08 brute force 650i. My carb bowls keep overflowing and draining out the overflows. Like they are shootin out gas in a steady stream. Ive taken it apart and cleaned it and also put new needle valves in it. Ive also ajusted my floats to specs. Nothings fixing it. Any ideas?


----------



## NMKawierider (Apr 11, 2009)

Other then having an aftermarket electric fuel pump that's putting out too much pressure, the valves are not shutting off before the fuel level gets over the overflow tubes. So, They are not either set to spec, and you must use the tube method, the floats are taking on fuel(sinking), the needles are not sealing to the seats because of a wear ring or dirt, or the needles are not having center pressure applied by the float tab. Possibly the wire retractor is mis-positioned. 

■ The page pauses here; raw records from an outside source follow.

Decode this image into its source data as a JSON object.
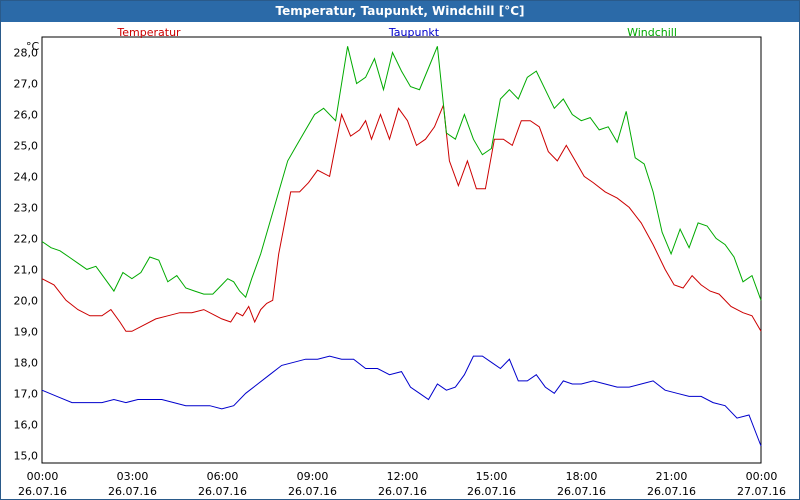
{
  "window": {
    "title": "Temperatur, Taupunkt, Windchill [°C]"
  },
  "chart_data": {
    "type": "line",
    "title": "Temperatur, Taupunkt, Windchill [°C]",
    "ylabel": "°C",
    "xlabel": "",
    "ylim": [
      14.75,
      28.5
    ],
    "xlim": [
      0,
      24
    ],
    "grid": true,
    "legend_placement": "top",
    "y_ticks": [
      "15,0",
      "16,0",
      "17,0",
      "18,0",
      "19,0",
      "20,0",
      "21,0",
      "22,0",
      "23,0",
      "24,0",
      "25,0",
      "26,0",
      "27,0",
      "28,0"
    ],
    "x_ticks": [
      {
        "time": "00:00",
        "date": "26.07.16"
      },
      {
        "time": "03:00",
        "date": "26.07.16"
      },
      {
        "time": "06:00",
        "date": "26.07.16"
      },
      {
        "time": "09:00",
        "date": "26.07.16"
      },
      {
        "time": "12:00",
        "date": "26.07.16"
      },
      {
        "time": "15:00",
        "date": "26.07.16"
      },
      {
        "time": "18:00",
        "date": "26.07.16"
      },
      {
        "time": "21:00",
        "date": "26.07.16"
      },
      {
        "time": "00:00",
        "date": "27.07.16"
      }
    ],
    "series": [
      {
        "name": "Temperatur",
        "color": "#cc0000",
        "x": [
          0,
          0.4,
          0.8,
          1.2,
          1.6,
          2.0,
          2.3,
          2.6,
          2.8,
          3.0,
          3.4,
          3.8,
          4.2,
          4.6,
          5.0,
          5.4,
          5.8,
          6.0,
          6.3,
          6.5,
          6.7,
          6.9,
          7.1,
          7.3,
          7.5,
          7.7,
          7.9,
          8.1,
          8.3,
          8.6,
          8.9,
          9.2,
          9.6,
          10.0,
          10.3,
          10.6,
          10.8,
          11.0,
          11.3,
          11.6,
          11.9,
          12.2,
          12.5,
          12.8,
          13.1,
          13.4,
          13.6,
          13.9,
          14.2,
          14.5,
          14.8,
          15.1,
          15.4,
          15.7,
          16.0,
          16.3,
          16.6,
          16.9,
          17.2,
          17.5,
          17.8,
          18.1,
          18.4,
          18.8,
          19.2,
          19.6,
          20.0,
          20.4,
          20.8,
          21.1,
          21.4,
          21.7,
          22.0,
          22.3,
          22.6,
          23.0,
          23.4,
          23.7,
          24.0
        ],
        "y": [
          20.7,
          20.5,
          20.0,
          19.7,
          19.5,
          19.5,
          19.7,
          19.3,
          19.0,
          19.0,
          19.2,
          19.4,
          19.5,
          19.6,
          19.6,
          19.7,
          19.5,
          19.4,
          19.3,
          19.6,
          19.5,
          19.8,
          19.3,
          19.7,
          19.9,
          20.0,
          21.5,
          22.5,
          23.5,
          23.5,
          23.8,
          24.2,
          24.0,
          26.0,
          25.3,
          25.5,
          25.8,
          25.2,
          26.0,
          25.2,
          26.2,
          25.8,
          25.0,
          25.2,
          25.6,
          26.3,
          24.5,
          23.7,
          24.5,
          23.6,
          23.6,
          25.2,
          25.2,
          25.0,
          25.8,
          25.8,
          25.6,
          24.8,
          24.5,
          25.0,
          24.5,
          24.0,
          23.8,
          23.5,
          23.3,
          23.0,
          22.5,
          21.8,
          21.0,
          20.5,
          20.4,
          20.8,
          20.5,
          20.3,
          20.2,
          19.8,
          19.6,
          19.5,
          19.0
        ]
      },
      {
        "name": "Taupunkt",
        "color": "#0000cc",
        "x": [
          0,
          0.5,
          1.0,
          1.5,
          2.0,
          2.4,
          2.8,
          3.2,
          3.6,
          4.0,
          4.4,
          4.8,
          5.2,
          5.6,
          6.0,
          6.4,
          6.8,
          7.2,
          7.6,
          8.0,
          8.4,
          8.8,
          9.2,
          9.6,
          10.0,
          10.4,
          10.8,
          11.2,
          11.6,
          12.0,
          12.3,
          12.6,
          12.9,
          13.2,
          13.5,
          13.8,
          14.1,
          14.4,
          14.7,
          15.0,
          15.3,
          15.6,
          15.9,
          16.2,
          16.5,
          16.8,
          17.1,
          17.4,
          17.7,
          18.0,
          18.4,
          18.8,
          19.2,
          19.6,
          20.0,
          20.4,
          20.8,
          21.2,
          21.6,
          22.0,
          22.4,
          22.8,
          23.2,
          23.6,
          24.0
        ],
        "y": [
          17.1,
          16.9,
          16.7,
          16.7,
          16.7,
          16.8,
          16.7,
          16.8,
          16.8,
          16.8,
          16.7,
          16.6,
          16.6,
          16.6,
          16.5,
          16.6,
          17.0,
          17.3,
          17.6,
          17.9,
          18.0,
          18.1,
          18.1,
          18.2,
          18.1,
          18.1,
          17.8,
          17.8,
          17.6,
          17.7,
          17.2,
          17.0,
          16.8,
          17.3,
          17.1,
          17.2,
          17.6,
          18.2,
          18.2,
          18.0,
          17.8,
          18.1,
          17.4,
          17.4,
          17.6,
          17.2,
          17.0,
          17.4,
          17.3,
          17.3,
          17.4,
          17.3,
          17.2,
          17.2,
          17.3,
          17.4,
          17.1,
          17.0,
          16.9,
          16.9,
          16.7,
          16.6,
          16.2,
          16.3,
          15.3
        ]
      },
      {
        "name": "Windchill",
        "color": "#00aa00",
        "x": [
          0,
          0.3,
          0.6,
          0.9,
          1.2,
          1.5,
          1.8,
          2.1,
          2.4,
          2.7,
          3.0,
          3.3,
          3.6,
          3.9,
          4.2,
          4.5,
          4.8,
          5.1,
          5.4,
          5.7,
          6.0,
          6.2,
          6.4,
          6.6,
          6.8,
          7.0,
          7.3,
          7.6,
          7.9,
          8.2,
          8.5,
          8.8,
          9.1,
          9.4,
          9.8,
          10.2,
          10.5,
          10.8,
          11.1,
          11.4,
          11.7,
          12.0,
          12.3,
          12.6,
          12.9,
          13.2,
          13.5,
          13.8,
          14.1,
          14.4,
          14.7,
          15.0,
          15.3,
          15.6,
          15.9,
          16.2,
          16.5,
          16.8,
          17.1,
          17.4,
          17.7,
          18.0,
          18.3,
          18.6,
          18.9,
          19.2,
          19.5,
          19.8,
          20.1,
          20.4,
          20.7,
          21.0,
          21.3,
          21.6,
          21.9,
          22.2,
          22.5,
          22.8,
          23.1,
          23.4,
          23.7,
          24.0
        ],
        "y": [
          21.9,
          21.7,
          21.6,
          21.4,
          21.2,
          21.0,
          21.1,
          20.7,
          20.3,
          20.9,
          20.7,
          20.9,
          21.4,
          21.3,
          20.6,
          20.8,
          20.4,
          20.3,
          20.2,
          20.2,
          20.5,
          20.7,
          20.6,
          20.3,
          20.1,
          20.7,
          21.5,
          22.5,
          23.5,
          24.5,
          25.0,
          25.5,
          26.0,
          26.2,
          25.8,
          28.2,
          27.0,
          27.2,
          27.8,
          26.8,
          28.0,
          27.4,
          26.9,
          26.8,
          27.5,
          28.2,
          25.4,
          25.2,
          26.0,
          25.2,
          24.7,
          24.9,
          26.5,
          26.8,
          26.5,
          27.2,
          27.4,
          26.8,
          26.2,
          26.5,
          26.0,
          25.8,
          25.9,
          25.5,
          25.6,
          25.1,
          26.1,
          24.6,
          24.4,
          23.5,
          22.2,
          21.5,
          22.3,
          21.7,
          22.5,
          22.4,
          22.0,
          21.8,
          21.4,
          20.6,
          20.8,
          20.0
        ]
      }
    ]
  }
}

Are both carbs doing this?


----------



## bruteforcee (Jun 22, 2014)

Yes both carbs. I have the stock fuel pump, and the floats are not taking on fuel. I checked them for cracks and leaks

---------- Post added at 08:25 AM ---------- Previous post was at 08:24 AM ----------

I put new needles in it, and i set the floats to specs with a guage and the manual


----------



## NMKawierider (Apr 11, 2009)

Does your manual show this method for checking the float levels?


----------



## bruteforcee (Jun 22, 2014)

That looks similar to it. How often is it that the floats have to be ajusted? In all my years of workin in engines ive never had to do that.


----------



## NMKawierider (Apr 11, 2009)

bruteforcee said:


> That looks similar to it. How often is it that the floats have to be ajusted? In all my years of workin in engines ive never had to do that.

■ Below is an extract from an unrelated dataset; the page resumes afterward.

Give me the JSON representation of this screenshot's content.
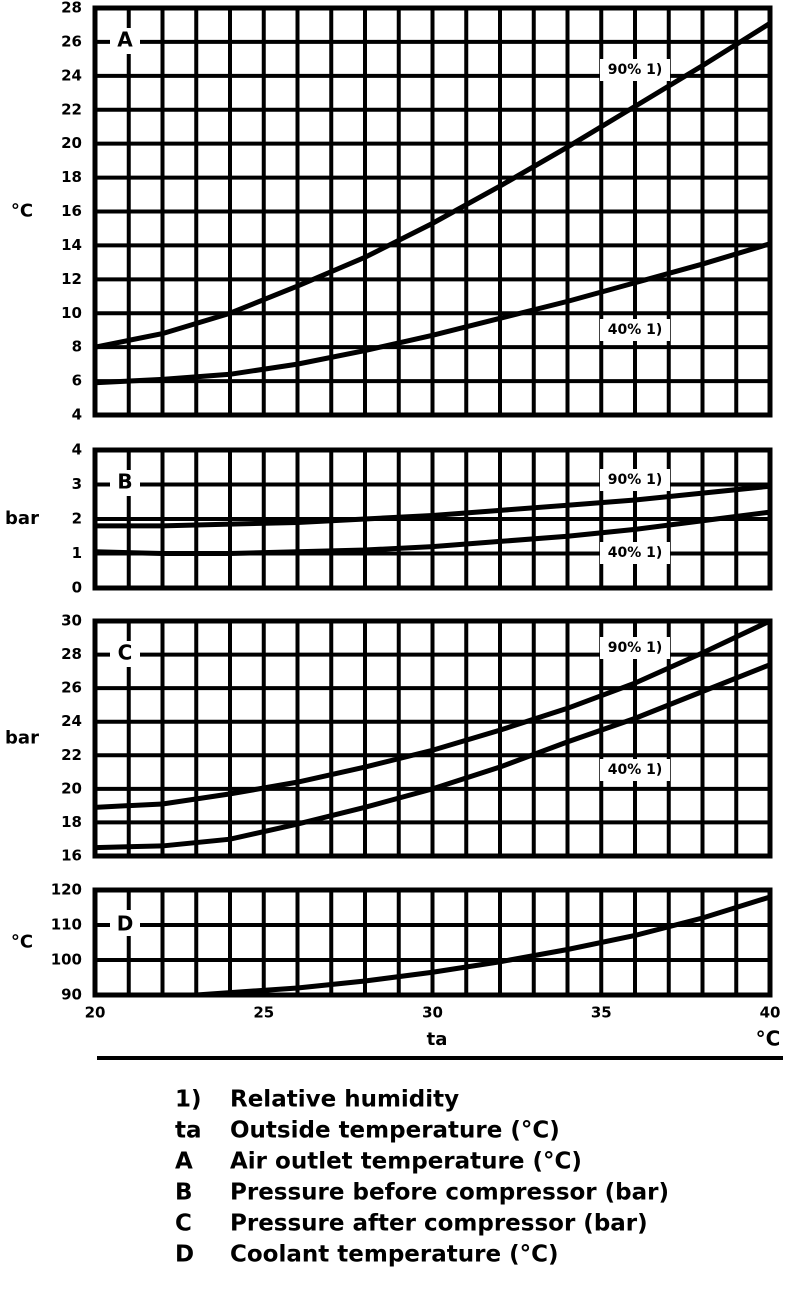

Mine came from the factory with one too high and I set it when I rejetted it for my altitude ..that was January of 2006. 4600+ miles ago and haven't touch them sense. So, not very often.


----------



## bruteforcee (Jun 22, 2014)

Well tonight i siphoned gas and hooked it up to the carbs, and they still drained gas out the over flow. Both carbs are overflowing. That eliminates the fuel pump being the culprit. I also took the bowls off anf floats off and pushed the needle valves in, which stopped the gas.


----------



## gpinjason (Nov 10, 2009)

gotta be the float level, unless they aren't floating. I had the same issue on my Kodiak, I never messed with the float when I cleaned it, but kept overflowing. It doesn't take much to throw it off. A slight little bend on the tab and it was good to go.


----------



## bruteforcee (Jun 22, 2014)

Doesnt it seem weird tho that both carb floats would come out of ajustment outta no where?


----------



## dman66 (Feb 20, 2011)

Is the bowl drain screws open ? It could be the wrong size needle valve - do you have the old ones to re install ?


----------



## NMKawierider (Apr 11, 2009)

Or..did the float and the wire return get put back in correctly?


----------



## bruteforcee (Jun 22, 2014)

The bowl screws are closed. I do have the old needle valves, but i dont think its the needle valves. Cuz like i said i put the needle valves in with my finger while gas was flowing and it stopped the flow. And yeah i made sure i put that little retainers on right


----------



## dman66 (Feb 20, 2011)

And how did you manage to get your finger in the bowls to close the needle valve while gas is flowing ? I made a gauge to measure the float height while the carb bowls are off so I did not have to use the tube measuring method, which the tube measuring is the best way, my way will work as well. I turn the carbs upright to normal position, raise the float until the needle valve seats, and take measurement from the carb bowl mount surface to float height - I believe the service manual gives the measurement and the procedure. The procedure is on page 78 chapter 3-14.


----------



## bruteforcee (Jun 22, 2014)

I checked the float levels and they are good. For some reason my floats are sticking and i dont know why. Sometimes they work sometimes they dont.


----------